就是這樣意味深長的一眼,讓若爽的心更加惴惴不安起來,她已經隱隱約約覺得,這背後還有更大的隱情與內幕。“你這話是什麼意思?”若爽咬了咬牙,聲音有些發顫,腦海中彷彿有什麼要噴湧而出,她不敢想,也不願去想。

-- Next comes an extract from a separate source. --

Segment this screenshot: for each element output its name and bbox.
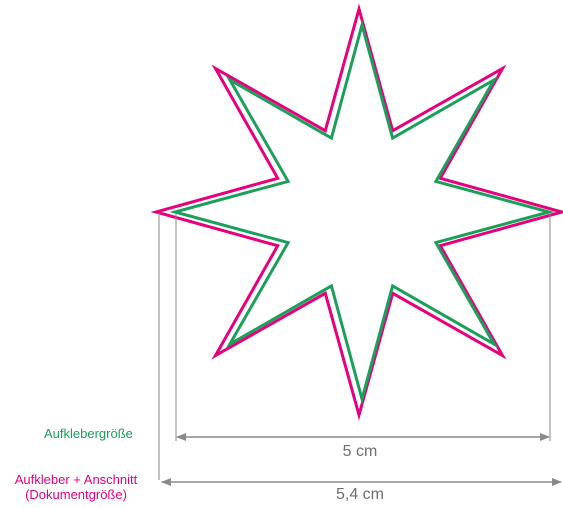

“因為如果他不刺你一劍的話,死的就不僅僅是太妃娘娘了,還有你。如果不刺你一劍,怎麼讓你對他斷情,又怎麼能讓你轉投他人懷抱了,安分守己地當皇后了。呵,他還真是捨得付出的男人,為了你,什麼都可以忍,什麼都能做。如果他有你對我一半的好,我又還能計較什麼了。”柳黛音一邊閉上了眼睛,心中是滿滿的嫉妒之情。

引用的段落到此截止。